AI Adoption Starts With Operations, Not Tools

AI Adoption Starts With Operations, Not Tools_mobile

Organizations are being told that AI will transform how work gets done.

So naturally, many start by looking for tools. There is no shortage of them. New platforms, features, and capabilities are promoted constantly.

What often gets overlooked is that successful AI adoption rarely starts with technology — it starts with operational problems.

While the discussion below focuses on AI, the underlying challenge is automation, and automation has always depended on clearly defined work.

Most work does not live inside a single clean workflow that technology alone can fix. It moves across systems, emails, approvals, and unwritten steps people rely on every day.

So, before deciding what AI to adopt, organizations should ask a simpler question:

Is our work structured enough for something else to perform it?

Automation Requires Defined Work

Automation can execute a process, but it cannot define one.

In many environments, especially the public sector, processes exist across a mix of systems, policies, and legacy human knowledge. The workflow exists, but parts of it live in different places.

Before automation is possible, organizations must understand what is actually happening today, not just what documentation or policy suggests should happen.

Automation works best when work is consistent. When the underlying process is inconsistent or misunderstood, automation will propagate that inconsistency.

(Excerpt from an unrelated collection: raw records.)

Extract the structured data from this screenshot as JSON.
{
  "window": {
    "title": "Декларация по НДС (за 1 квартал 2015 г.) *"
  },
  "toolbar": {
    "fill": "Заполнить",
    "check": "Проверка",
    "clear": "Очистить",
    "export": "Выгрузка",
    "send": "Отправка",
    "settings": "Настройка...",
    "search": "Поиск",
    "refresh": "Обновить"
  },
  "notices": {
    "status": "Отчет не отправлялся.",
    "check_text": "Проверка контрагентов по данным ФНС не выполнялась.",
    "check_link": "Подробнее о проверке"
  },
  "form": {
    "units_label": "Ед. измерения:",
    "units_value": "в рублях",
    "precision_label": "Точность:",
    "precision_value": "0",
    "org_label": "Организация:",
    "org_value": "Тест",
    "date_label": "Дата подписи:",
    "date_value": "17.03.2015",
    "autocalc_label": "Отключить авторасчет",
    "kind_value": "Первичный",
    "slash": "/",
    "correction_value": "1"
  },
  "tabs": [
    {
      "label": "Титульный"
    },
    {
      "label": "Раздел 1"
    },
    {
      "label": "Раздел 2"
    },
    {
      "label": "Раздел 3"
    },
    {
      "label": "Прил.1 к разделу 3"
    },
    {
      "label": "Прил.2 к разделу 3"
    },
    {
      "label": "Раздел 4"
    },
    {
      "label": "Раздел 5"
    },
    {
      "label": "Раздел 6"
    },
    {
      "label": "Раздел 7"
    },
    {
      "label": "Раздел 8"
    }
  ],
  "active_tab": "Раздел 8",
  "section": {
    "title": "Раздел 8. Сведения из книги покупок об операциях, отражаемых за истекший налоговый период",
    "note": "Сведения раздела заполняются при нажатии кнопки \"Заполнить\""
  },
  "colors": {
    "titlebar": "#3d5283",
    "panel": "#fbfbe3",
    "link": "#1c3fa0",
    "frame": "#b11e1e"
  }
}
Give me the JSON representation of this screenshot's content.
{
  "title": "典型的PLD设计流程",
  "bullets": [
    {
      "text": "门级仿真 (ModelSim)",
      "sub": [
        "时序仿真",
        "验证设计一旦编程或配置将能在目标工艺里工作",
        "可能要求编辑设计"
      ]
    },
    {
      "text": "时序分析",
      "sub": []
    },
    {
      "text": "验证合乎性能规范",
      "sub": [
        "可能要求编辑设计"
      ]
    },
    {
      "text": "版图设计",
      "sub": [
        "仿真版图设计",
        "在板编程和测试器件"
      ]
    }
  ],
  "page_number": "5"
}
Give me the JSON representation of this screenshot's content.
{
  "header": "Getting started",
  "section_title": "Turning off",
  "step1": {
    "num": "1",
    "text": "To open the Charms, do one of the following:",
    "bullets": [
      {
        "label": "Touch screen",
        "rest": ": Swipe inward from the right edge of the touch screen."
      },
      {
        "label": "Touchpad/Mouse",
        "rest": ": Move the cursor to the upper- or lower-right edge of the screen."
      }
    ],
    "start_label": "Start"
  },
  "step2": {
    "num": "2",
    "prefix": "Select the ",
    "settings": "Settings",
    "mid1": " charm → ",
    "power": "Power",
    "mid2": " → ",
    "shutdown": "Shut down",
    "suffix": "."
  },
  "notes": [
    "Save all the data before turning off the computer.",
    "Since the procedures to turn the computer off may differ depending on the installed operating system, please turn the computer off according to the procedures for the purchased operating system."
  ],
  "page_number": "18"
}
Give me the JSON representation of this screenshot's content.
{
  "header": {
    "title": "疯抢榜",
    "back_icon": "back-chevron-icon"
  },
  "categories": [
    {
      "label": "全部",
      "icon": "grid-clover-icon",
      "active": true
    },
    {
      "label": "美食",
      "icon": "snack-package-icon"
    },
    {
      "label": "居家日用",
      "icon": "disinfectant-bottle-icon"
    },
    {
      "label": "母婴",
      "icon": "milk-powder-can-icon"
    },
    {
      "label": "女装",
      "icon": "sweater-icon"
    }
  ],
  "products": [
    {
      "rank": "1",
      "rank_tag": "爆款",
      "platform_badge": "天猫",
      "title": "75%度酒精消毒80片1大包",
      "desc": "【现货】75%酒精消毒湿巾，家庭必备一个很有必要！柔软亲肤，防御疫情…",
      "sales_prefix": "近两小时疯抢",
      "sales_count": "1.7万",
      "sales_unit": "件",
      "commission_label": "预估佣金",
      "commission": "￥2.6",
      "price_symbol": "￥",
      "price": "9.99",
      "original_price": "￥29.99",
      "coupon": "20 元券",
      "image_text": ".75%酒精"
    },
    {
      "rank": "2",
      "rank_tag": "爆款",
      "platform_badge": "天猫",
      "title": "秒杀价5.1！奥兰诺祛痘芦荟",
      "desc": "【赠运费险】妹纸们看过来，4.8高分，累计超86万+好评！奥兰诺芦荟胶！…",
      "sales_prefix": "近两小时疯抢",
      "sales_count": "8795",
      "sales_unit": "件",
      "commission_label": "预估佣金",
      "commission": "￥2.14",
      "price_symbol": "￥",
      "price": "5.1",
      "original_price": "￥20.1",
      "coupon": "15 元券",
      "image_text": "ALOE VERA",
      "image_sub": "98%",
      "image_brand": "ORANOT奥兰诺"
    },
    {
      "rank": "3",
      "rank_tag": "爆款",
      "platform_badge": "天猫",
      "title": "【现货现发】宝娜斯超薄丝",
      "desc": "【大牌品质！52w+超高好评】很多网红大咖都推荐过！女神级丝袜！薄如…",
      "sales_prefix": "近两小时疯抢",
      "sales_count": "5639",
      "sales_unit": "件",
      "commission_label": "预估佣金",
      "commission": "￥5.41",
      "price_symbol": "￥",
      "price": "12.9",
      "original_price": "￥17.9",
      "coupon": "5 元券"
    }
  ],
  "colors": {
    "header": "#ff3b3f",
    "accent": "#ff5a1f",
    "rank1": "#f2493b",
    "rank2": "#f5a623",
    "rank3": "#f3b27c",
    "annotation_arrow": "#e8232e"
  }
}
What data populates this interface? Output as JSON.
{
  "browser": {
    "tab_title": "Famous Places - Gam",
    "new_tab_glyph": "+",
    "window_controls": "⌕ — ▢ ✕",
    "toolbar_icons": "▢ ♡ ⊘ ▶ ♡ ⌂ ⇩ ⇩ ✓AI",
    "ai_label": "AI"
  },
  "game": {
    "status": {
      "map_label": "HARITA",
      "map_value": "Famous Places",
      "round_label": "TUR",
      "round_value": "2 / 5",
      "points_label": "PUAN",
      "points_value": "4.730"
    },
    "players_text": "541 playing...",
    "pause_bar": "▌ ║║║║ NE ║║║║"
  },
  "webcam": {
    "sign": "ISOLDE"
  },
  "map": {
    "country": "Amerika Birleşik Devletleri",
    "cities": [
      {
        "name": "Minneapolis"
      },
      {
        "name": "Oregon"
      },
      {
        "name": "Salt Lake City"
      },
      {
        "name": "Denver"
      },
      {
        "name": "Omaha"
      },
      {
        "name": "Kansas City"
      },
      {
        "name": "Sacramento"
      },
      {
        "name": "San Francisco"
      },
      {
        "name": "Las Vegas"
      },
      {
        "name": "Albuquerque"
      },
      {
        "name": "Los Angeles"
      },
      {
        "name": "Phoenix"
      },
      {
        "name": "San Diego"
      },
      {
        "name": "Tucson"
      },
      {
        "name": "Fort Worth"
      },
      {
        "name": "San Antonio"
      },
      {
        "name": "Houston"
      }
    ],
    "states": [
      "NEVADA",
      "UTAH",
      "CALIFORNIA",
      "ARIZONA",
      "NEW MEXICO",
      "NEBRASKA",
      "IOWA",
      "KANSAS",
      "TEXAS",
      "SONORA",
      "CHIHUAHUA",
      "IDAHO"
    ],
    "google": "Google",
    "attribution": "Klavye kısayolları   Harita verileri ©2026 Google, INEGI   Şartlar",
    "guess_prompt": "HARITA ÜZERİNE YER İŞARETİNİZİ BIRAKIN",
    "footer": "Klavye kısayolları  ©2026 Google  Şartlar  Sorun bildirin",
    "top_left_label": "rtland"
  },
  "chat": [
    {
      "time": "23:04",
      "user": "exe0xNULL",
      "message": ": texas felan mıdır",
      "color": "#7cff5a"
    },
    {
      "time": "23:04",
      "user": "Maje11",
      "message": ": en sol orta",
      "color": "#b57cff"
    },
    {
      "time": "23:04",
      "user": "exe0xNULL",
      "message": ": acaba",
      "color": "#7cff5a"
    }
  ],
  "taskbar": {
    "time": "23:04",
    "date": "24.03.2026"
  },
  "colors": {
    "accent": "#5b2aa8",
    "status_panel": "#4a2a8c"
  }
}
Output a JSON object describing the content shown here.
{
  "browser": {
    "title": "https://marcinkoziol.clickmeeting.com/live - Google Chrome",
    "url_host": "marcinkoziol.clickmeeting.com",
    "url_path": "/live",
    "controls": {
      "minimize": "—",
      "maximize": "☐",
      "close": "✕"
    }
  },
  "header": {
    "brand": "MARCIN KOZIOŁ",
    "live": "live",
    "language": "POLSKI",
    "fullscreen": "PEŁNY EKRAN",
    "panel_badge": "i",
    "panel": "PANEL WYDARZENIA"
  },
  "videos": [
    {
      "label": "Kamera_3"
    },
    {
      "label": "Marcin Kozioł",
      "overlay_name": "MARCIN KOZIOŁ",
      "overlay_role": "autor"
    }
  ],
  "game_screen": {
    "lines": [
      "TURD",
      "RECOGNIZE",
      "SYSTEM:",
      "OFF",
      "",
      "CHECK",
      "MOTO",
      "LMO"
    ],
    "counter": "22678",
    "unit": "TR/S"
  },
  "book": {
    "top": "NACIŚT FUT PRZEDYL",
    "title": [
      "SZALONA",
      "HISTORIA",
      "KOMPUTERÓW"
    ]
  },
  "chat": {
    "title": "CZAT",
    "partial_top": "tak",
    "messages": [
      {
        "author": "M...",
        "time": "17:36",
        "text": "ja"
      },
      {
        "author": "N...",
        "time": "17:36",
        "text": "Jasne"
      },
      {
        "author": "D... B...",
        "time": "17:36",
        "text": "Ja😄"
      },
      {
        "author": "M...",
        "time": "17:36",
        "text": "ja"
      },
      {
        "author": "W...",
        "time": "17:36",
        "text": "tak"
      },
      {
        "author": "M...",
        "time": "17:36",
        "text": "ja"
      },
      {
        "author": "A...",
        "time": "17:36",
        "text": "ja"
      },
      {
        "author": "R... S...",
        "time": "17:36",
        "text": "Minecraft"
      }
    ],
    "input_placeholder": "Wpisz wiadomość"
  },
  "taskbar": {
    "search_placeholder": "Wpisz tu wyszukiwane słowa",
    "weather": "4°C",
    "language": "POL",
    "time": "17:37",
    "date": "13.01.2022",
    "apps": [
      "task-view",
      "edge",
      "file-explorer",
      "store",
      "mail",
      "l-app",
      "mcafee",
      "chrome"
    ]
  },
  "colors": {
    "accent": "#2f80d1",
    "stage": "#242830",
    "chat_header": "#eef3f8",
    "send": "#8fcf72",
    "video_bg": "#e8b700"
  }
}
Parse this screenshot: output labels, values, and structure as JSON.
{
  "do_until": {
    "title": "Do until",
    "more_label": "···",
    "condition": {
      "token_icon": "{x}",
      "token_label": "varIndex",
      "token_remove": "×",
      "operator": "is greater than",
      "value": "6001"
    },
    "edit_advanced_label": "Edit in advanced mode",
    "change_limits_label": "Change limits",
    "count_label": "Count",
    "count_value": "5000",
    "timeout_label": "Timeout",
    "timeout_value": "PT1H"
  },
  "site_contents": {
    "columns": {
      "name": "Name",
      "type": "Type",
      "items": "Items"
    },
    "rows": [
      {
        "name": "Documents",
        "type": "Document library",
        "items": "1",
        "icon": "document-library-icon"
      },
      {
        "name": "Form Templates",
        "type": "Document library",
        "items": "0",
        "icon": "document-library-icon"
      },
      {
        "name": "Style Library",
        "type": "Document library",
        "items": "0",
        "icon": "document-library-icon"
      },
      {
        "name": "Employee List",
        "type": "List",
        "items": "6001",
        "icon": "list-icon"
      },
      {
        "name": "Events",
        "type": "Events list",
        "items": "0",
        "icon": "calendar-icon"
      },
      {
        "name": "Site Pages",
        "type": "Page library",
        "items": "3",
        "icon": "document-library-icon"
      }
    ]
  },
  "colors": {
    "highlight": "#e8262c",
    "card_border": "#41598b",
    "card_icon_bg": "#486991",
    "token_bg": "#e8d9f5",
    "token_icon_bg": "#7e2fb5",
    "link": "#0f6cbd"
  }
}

A Practical Implementation Path

Instead of starting with the tool, the sequence works better in reverse:

  1. Identify where authoritative data lives and confirm its reliability
  2. Map how work actually moves across people and systems
  3. Find repeatable, high-volume steps
  4. Then apply automation

Example: Application Review

Consider a funding or permit application intake.

Two reviewers may request different supporting documents because parts of the process live in policy, legacy forms, and staff experience rather than one defined workflow.

If automation is introduced at this stage, the system does not resolve the difference — it learns one interpretation and applies it repeatedly.

Applying the Correct Sequence

Before automating application or permit review:

  1. Confirm where authoritative requirements live (policy, legislation, precedent) and ensure they are consistent
  2. Map how applications move through review across people and systems
  3. Identify repeatable steps such as completeness checks and standard information requests
  4. Apply automation only to those defined and repeatable parts of the process

A Practical Takeaway

Again, before choosing an AI tool, organizations should ask:

Do we understand our work well enough for something else to perform it consistently?

Before AI can transform the work, the organization has to understand the work.